Garage Door Springs
There’s nothing sadder than an old garage, long past its prime and sagging in its springs, barely able to creak open at the touch of your garage door opener. If your garage is showing such signs of advanced age, it’s probably time to let a qualified garage door technician put it out of its misery. Such a visit to your ailing garage door will surely include a routine inspection of the garage door springs. But what many homeowners don’t know is that they may be able to circumvent the occasion altogether, if they would only take a look at the garage door springs themselves. They just need to be told what to look for.
First, garage door springs come in two types: torsion and extension. Torsion springs can be seen just above a closed garage door, while you’ll find extension springs above both sides of the upper garage door tracks. Second, there are a number of fixable issues that might making your springs act out of hand. Squeaking, noisy springs, for example, are not necessarily a sign that the end of your garage door is nigh. The problem could be that the garage door springs are out of balance
You know a garage is happy and healthy when it functions as its supposed to. The sign of a well-functioning garage is its ability to open and close smoothly.
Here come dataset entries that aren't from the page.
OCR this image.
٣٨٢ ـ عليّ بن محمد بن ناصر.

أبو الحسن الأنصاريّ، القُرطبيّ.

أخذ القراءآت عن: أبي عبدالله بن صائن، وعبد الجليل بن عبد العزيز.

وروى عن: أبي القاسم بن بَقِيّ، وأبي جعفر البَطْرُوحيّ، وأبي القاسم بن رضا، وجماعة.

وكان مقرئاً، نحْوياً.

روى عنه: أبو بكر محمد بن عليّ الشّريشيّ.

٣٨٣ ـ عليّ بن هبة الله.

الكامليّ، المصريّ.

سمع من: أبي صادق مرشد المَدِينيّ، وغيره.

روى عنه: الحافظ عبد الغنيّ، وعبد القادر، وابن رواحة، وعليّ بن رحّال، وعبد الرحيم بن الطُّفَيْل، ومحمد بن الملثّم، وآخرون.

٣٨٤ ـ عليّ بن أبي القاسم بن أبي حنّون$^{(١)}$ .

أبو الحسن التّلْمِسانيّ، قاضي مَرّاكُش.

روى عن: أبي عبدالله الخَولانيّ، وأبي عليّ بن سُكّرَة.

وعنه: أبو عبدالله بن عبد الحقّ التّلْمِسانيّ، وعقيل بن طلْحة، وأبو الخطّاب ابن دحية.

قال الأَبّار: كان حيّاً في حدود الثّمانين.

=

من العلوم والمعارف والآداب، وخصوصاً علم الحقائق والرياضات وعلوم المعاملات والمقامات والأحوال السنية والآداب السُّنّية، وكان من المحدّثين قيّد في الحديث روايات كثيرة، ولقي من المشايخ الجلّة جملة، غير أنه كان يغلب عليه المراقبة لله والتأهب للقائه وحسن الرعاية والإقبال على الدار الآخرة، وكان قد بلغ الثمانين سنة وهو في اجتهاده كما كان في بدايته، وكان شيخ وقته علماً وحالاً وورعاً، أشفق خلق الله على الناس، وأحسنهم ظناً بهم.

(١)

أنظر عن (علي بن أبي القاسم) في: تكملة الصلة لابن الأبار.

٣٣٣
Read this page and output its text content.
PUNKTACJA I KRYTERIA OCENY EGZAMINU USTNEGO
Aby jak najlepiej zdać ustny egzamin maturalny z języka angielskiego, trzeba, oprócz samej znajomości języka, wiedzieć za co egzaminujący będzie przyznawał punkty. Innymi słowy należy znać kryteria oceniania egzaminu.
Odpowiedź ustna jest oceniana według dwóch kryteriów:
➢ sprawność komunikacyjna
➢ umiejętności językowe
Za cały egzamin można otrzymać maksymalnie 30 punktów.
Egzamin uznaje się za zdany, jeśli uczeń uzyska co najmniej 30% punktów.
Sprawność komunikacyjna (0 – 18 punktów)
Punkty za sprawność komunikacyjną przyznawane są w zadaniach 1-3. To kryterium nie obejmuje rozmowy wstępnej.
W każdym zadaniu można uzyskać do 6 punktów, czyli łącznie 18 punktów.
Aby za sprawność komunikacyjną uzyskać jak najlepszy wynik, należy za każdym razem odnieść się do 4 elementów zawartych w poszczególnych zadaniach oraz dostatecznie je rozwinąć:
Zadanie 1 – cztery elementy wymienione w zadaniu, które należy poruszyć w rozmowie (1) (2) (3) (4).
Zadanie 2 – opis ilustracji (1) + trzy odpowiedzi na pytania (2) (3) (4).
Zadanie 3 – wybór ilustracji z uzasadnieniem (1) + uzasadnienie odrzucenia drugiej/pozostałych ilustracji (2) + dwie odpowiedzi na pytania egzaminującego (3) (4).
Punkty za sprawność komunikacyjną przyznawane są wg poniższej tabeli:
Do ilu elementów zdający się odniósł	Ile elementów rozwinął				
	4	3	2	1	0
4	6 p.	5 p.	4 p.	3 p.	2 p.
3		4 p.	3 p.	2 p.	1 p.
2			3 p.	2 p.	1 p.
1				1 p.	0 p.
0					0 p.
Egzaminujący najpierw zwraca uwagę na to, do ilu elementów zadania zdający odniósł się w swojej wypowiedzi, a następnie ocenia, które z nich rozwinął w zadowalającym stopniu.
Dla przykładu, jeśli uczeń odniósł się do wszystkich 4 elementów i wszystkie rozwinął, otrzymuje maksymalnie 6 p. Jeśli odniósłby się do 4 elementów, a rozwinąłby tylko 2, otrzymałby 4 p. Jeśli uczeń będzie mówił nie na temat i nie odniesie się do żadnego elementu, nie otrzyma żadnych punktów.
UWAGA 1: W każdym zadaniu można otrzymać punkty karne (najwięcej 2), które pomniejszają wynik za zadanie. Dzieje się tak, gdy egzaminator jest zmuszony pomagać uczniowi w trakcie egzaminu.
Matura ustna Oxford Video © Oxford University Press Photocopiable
If you try to operate the door manually by pulling on the cord that hangs down from the garage door opener’s trolley system and the garage door continues to rebel, the problem could be out-of-balance springs. If this is your issue, now it’s time to call in reinforcements. If this problem is left unfixed for too long, it could result in a long laundry list of worn and broken parts to be replaced. Or with the need for a whole new garage door.